When I do the first, I have significant results at p-uncorrected 0.001 voxel-wise and p-FDR=0.05, but for the second I get no significant results.
May 25, 2018  09:05 PM | Alfonso Nieto-Castanon - Boston University
RE: Group effects in 2nd level analysis
Hi David,

There is no difference at all between the two approaches (assuming that your subjects are either controls or patients, i.e. assuming that there are no additional subjects in the AllSubjects group). Both should result in exactly the same results (including same effect-sizes, same T- statistics, dof's, p-values, etc.)

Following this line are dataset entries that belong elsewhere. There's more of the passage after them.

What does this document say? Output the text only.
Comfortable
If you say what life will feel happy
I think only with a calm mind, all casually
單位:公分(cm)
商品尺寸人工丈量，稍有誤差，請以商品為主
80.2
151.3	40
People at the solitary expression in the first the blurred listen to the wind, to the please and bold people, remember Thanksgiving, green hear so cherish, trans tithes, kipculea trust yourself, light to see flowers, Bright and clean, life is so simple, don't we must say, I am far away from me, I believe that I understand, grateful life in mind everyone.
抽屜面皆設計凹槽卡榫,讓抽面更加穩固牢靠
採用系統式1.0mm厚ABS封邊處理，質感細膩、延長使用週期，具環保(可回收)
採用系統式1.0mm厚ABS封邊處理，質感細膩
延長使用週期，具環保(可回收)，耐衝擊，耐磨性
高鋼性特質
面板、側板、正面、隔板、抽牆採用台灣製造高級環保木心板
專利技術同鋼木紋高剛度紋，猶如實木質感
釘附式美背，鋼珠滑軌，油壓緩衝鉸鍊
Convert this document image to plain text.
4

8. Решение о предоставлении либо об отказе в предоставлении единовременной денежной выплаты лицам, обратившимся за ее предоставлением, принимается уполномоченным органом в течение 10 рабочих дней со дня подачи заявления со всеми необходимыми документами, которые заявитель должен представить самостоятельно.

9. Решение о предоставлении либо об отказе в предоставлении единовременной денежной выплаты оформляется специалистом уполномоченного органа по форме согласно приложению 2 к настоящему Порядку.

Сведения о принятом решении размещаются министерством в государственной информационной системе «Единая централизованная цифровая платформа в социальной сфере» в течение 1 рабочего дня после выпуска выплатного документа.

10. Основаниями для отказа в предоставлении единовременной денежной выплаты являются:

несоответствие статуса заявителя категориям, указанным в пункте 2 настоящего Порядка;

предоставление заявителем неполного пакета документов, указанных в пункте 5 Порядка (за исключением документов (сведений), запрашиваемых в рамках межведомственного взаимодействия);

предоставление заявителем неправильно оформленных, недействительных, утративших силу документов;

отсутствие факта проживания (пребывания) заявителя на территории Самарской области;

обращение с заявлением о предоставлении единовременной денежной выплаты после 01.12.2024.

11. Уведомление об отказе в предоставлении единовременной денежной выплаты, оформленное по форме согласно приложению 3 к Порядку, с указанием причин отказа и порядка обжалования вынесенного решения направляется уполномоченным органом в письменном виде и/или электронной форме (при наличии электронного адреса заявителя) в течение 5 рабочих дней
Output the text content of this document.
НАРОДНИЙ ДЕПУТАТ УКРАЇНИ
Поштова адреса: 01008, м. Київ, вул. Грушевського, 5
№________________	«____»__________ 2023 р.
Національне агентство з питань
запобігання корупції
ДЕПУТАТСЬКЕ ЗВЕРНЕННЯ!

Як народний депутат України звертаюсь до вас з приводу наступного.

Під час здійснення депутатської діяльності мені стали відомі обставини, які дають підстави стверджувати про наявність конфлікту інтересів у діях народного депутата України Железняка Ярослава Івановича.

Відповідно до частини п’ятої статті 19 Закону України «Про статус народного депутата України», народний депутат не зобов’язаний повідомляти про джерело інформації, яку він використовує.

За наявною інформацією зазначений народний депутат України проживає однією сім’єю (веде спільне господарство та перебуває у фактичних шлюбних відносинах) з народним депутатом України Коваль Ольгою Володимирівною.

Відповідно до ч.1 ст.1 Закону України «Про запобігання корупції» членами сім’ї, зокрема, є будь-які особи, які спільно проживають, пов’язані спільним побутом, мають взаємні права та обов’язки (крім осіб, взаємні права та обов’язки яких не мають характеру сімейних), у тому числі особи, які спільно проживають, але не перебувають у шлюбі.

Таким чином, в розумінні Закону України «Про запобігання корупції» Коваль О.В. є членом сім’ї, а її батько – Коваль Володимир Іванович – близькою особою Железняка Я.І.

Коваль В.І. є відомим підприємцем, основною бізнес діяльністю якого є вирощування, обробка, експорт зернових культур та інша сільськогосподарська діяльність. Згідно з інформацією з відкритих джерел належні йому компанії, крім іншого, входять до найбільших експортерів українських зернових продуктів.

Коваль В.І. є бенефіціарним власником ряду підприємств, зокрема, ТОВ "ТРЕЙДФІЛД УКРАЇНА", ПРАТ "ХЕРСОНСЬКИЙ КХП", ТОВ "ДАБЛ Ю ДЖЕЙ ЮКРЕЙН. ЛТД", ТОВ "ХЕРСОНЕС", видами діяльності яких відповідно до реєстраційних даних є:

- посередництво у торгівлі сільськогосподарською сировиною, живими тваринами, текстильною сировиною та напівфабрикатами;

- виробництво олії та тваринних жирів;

I would suggest to double-check your second-level covariate definitions just to make sure that they look fine (if in doubt just send me your conn_*.mat file and I will take a quick look)

Best
Alfonso
Originally posted by David Cochran:
If I am comparing group differences in functional connectivity, what is the difference between:

a) creating a "Group" variable that is 0 for controls and 1 for patients, and doing contrast [AllSubjects Group] = [0 1]
b) creating a "Control" variable that is 1 for controls and 0 for patients, and "Patient" variable that is 1 for patients and 0 for controls, and doing contrast [Patient Control] = [1 -1]

When I do the first, I have significant results at p-uncorrected 0.001 voxel-wise and p-FDR=0.05, but for the second I get no significant results.